Investigators are studying an electrical incident on a BMI Airbus A321 which caused intermittent failure of both pilots' cockpit displays and difficulties with aircraft control.

The UK's Air Accidents Investigation Branch believes an electrical power-generation system fault is behind the incident which, it says, presented "numerous and significant symptoms".

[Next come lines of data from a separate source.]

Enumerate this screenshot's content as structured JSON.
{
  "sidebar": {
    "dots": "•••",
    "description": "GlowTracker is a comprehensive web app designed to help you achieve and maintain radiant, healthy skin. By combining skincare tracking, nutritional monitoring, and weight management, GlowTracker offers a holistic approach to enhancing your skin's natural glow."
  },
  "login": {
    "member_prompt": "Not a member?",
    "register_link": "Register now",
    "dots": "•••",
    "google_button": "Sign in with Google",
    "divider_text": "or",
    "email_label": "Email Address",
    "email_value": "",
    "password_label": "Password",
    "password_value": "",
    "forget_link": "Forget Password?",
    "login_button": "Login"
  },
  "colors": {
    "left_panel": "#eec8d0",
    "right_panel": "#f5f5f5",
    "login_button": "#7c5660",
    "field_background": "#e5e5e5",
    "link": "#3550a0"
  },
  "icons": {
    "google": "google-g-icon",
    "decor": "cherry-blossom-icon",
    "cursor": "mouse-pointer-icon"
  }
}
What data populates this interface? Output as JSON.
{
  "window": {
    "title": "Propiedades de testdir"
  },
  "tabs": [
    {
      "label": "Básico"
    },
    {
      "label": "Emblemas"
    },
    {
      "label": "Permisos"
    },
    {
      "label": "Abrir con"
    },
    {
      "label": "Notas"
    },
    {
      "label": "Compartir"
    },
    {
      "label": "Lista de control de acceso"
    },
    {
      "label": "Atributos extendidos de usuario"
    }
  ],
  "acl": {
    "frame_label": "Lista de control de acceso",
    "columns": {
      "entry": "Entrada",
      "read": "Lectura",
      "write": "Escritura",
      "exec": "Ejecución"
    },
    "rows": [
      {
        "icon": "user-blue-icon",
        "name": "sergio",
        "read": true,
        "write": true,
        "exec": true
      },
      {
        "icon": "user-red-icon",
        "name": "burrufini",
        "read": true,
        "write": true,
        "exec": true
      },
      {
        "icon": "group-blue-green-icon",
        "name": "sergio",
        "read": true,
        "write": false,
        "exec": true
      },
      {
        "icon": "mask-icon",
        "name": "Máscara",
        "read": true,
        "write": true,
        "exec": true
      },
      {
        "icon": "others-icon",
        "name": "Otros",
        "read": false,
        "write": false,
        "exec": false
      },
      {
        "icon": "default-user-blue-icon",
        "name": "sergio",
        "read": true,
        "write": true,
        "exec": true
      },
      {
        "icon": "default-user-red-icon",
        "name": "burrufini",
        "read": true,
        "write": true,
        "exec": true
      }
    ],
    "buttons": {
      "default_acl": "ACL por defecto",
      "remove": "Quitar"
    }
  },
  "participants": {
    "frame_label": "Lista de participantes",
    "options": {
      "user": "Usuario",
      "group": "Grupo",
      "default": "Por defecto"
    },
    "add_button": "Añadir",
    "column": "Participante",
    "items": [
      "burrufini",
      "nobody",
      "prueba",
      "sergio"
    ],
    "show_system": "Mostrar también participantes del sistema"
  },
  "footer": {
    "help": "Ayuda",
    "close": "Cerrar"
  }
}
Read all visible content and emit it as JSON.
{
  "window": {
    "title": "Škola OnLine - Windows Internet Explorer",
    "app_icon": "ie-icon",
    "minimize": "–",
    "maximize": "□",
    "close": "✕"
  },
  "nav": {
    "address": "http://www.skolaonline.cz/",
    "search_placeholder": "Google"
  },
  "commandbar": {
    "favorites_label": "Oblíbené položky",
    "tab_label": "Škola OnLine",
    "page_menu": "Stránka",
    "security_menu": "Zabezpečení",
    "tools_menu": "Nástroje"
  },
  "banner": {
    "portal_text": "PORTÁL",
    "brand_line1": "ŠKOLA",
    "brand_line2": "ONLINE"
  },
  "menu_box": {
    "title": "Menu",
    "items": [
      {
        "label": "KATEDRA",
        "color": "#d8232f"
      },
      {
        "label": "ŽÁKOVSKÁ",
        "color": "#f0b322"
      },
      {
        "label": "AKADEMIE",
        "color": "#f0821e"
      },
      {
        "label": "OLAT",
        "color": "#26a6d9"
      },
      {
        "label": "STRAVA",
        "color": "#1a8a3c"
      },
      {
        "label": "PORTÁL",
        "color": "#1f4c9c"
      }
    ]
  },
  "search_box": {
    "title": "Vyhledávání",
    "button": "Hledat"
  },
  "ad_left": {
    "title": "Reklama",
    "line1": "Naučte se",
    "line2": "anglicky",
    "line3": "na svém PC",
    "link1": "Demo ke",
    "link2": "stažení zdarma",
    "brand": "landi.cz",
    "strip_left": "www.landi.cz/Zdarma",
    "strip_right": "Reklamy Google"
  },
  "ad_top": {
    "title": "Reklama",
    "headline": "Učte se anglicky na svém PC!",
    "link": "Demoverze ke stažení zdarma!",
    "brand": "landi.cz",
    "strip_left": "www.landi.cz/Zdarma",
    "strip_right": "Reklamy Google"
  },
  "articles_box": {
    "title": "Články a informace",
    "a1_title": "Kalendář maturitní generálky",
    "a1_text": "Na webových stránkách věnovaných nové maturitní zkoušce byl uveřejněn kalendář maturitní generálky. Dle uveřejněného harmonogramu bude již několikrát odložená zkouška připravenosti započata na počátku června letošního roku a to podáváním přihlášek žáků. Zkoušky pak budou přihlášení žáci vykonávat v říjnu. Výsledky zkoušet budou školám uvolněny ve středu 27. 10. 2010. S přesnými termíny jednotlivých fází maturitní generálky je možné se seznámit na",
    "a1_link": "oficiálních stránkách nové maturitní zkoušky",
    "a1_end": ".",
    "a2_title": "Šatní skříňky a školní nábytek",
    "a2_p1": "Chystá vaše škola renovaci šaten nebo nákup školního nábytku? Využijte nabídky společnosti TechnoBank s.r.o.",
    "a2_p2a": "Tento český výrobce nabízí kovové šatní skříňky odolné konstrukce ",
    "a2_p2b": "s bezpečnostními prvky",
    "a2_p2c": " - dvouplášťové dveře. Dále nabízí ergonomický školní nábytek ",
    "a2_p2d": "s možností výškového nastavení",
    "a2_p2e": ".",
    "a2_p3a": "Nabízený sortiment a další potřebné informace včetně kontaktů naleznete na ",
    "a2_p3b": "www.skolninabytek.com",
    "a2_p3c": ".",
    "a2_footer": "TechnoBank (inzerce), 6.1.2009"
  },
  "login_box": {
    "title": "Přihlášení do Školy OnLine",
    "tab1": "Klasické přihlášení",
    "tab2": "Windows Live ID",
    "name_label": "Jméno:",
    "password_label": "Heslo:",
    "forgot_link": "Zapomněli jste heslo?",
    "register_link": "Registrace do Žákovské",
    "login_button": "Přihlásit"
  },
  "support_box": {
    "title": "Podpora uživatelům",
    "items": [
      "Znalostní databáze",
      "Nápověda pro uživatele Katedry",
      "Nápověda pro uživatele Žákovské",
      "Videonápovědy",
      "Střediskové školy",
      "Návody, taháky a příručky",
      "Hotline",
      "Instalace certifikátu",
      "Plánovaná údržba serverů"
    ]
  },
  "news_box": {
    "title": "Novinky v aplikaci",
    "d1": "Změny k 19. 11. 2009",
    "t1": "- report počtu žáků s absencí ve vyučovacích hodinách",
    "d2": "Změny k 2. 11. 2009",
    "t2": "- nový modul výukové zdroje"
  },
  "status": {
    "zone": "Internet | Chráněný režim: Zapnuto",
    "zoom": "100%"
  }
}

These included an uncommanded rudder trim which caused the A321's left wing to dip by 10° and the jet to deviate to the left of its intended course by some 20nm (37km).

In a bulletin released today the AAIB states that the 24 August event posed a "number of challenges" to the crew and adds that the electronic centralised aircraft monitoring system showed a "large number" of messages but did not clearly indicate the root cause of the malfunction.

"No information or procedures were available to assist the flight crew in effectively diagnosing the problem," the AAIB states. It is recommending that Airbus inform A320-family operators that power-generation faults "may not be clearly annunciated".

BMI's aircraft, G-MEDJ, had been operating at flight level 360 en route between Khartoum and Beirut at night.

While the cockpit-voice and flight-data recorders had been overwritten by the time of notification, the AAIB states that, without warning, the captain's primary flight display, navigation display and other instruments began to flicker, grey out, or go blank.

This situation temporarily appeared to rectify, then recur, and shortly afterwards the same symptoms began affecting the co-pilot's instruments. Standby instruments behaved normally and were used by the co-pilot to fly the jet.

Cockpit lights intermittently went out and the AAIB adds: "The flight crew reported that the aircraft did not seem to respond as expected to their control inputs, and shuddered and jolted repeatedly."

After several minutes the captain read a fault message which required deactivation of a generator and this appeared to resolve the problems associated with the displays, the shaking of the aircraft, and a "chattering" emanating from circuit breakers.

While the generator was supposed to have been reactivated, according to the corresponding checklist, the crew discovered that the symptoms returned and opted to leave it off.

Investigators are trying to ascertain why both pilots' electronic instruments were affected and to determine the source of the failure. The AAIB points out that electrical power interruption can reset the flight augmentation computer, and slightly offset the rudder trim - and a repetitive interruption could result in a "significant" trim input.